Miss Frothingham, the violin against her shoulder, was casting a final glance at the assembly, the glance which could convey a noble severity when it did not forthwith impose silence. A moment’s perfect stillness, and the quartet began. There were two ladies, two men. Miss Frothingham played the first violin, Mr Æneas Piper the second; the ’cello was in the hands of Herr Gassner, and the viola yielded its tones to Miss Dora Leach. Harvey knew them all, but had eyes only for one; in truth, only one rewarded observation. Miss Leach was a meagre blonde, whose form, face, and attitude enhanced by contrast the graces of the First Violin. Alma’s countenance shone – possibly with the joy of the artist, perhaps only with gratified vanity. As she grew warm, the rosy blood mantled in her cheeks and flushed her neck. Every muscle and nerve tense as the strings from which she struck music, she presently swayed forward on the points of her feet, and seemed to gain in stature, to become of more commanding type. Her features suggested neither force of intellect nor originality of character: but they had beauty, and something more. She stood a fascination, an allurement, to the masculine sense. Harvey Rolfe had never so responded to this quality in the girl; the smile died from his face as he regarded her. Of her skill as a musician, he could form no judgment; but it seemed to him that she played very well, and he had heard her praised by people who understood the matter; for instance, Herr Wilenski, the virtuoso, from whom – in itself a great compliment – Alma was having lessons.

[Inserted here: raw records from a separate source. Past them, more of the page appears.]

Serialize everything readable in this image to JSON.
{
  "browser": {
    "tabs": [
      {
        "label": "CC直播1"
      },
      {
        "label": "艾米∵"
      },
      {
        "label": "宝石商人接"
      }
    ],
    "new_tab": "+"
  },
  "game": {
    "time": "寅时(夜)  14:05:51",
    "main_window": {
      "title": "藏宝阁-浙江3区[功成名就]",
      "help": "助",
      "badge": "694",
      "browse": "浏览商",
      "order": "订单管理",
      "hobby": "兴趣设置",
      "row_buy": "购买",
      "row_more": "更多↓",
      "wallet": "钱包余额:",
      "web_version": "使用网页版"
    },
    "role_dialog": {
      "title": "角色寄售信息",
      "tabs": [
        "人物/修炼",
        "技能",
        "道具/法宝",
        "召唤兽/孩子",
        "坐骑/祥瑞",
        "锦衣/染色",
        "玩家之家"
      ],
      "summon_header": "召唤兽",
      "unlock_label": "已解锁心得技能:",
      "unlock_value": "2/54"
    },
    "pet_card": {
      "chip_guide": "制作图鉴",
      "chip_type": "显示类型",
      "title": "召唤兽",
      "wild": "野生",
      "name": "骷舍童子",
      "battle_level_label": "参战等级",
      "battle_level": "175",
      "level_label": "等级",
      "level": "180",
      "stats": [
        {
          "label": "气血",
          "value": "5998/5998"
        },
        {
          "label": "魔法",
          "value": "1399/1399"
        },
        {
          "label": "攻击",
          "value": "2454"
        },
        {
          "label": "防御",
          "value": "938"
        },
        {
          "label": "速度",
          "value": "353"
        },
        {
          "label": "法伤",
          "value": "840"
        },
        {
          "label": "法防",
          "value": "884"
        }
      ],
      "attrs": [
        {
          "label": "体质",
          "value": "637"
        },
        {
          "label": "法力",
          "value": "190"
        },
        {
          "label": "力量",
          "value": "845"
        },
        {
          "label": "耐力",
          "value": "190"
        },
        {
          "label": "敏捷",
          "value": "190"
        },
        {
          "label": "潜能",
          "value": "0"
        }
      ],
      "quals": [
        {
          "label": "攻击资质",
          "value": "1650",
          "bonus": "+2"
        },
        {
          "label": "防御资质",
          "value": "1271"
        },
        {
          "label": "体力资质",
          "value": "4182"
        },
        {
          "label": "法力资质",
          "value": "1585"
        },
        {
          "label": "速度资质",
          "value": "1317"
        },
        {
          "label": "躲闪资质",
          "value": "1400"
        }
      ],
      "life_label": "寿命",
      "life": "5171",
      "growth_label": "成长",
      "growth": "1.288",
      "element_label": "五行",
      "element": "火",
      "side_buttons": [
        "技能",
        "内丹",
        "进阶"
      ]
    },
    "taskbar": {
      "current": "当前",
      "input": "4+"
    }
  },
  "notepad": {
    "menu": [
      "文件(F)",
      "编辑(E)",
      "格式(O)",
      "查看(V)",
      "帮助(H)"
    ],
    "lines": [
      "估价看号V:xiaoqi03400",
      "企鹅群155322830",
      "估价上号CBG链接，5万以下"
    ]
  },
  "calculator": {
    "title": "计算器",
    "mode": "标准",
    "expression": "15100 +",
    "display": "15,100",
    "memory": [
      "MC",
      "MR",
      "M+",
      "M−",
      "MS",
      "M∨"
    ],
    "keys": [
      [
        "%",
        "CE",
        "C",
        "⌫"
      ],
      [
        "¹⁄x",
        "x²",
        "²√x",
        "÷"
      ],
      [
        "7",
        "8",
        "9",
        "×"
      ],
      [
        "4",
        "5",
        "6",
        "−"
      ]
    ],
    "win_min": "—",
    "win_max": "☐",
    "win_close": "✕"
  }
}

He averted his eyes, and began to seek for known faces among the audience. His host he could not discover; Mr Frothingham must be away from home this evening; it was seldom he failed to attend Alma’s concerts. But near the front sat Mrs Ascott Larkfield, a dazzling figure, and, at some distance, her daughter Mrs Carnaby, no shadow of gloom upon her handsome features. Hugh was not in sight; probably he felt in no mood for parties. Next to Mrs Carnaby sat ‘that fellow’, Cyrus Redgrave, smiling as always, and surveying the people near him from under drooping brows, his head slightly bent. Mr Redgrave had thin hair, but a robust moustache and a short peaked beard; his complexion was a trifle sallow; he lolled upon the chair, so that, at moments, his head all but brushed Mrs Carnaby’s shoulder.

Long before the close of the piece, Rolfe had ceased to listen, his thoughts drifting hither and thither on a turbid flood of emotion. During the last passage – allegro molto leggieramente – he felt a movement round about him as of general relief, and when, on the last note, there broke forth (familiar ambiguity) sounds of pleasure and of applause, he at once stood up. But he had no intention of pressing into the throng that rapidly surrounded the musicians. Seeing that Mr Redgrave had vacated his place, whilst Mrs Carnaby remained seated, he stepped forward to speak with his friend’s wife. She smiled up at him, and lifted a gloved finger.

‘No! Please don’t!’

‘Not sit down by you?’

‘Oh, certainly. But I saw condolence in your face, and I’m tired of it. Besides, it would be mere hypocrisy in you.’

Harvey gave a silent laugh. He had tried to understand Sibyl Carnaby, and at different times had come to very different conclusions regarding her. All women puzzled, and often disconcerted, him; with Sibyl he could never talk freely, knowing not whether to dislike or to admire her. He was not made on the pattern of Cyrus Redgrave, who probably viewed woman-kind with instinctive contempt, yet pleased all with the flattery of his homage.

‘Well, then, we won’t talk of it,’ he said, noticing, in the same moment, that her person did not lack the adornment of jewels. Perhaps she had happened to be wearing these things on the evening of the robbery; but Rolfe felt a conviction that, under any circumstances, Sibyl would not be without rings and bracelets.

‘They certainly improve,’ she remarked, indicating the quartet with the tip of her fan.

Her opinions were uttered with calm assurance, whatever the subject. An infinite self-esteem, so placid that it never suggested the vulgarity of conceit, shone in her large eyes and dwelt upon the beautiful curve of her lips. No face could be of purer outline, of less sensual suggestiveness; it wore at times an air of cold abstraction which was all but austerity.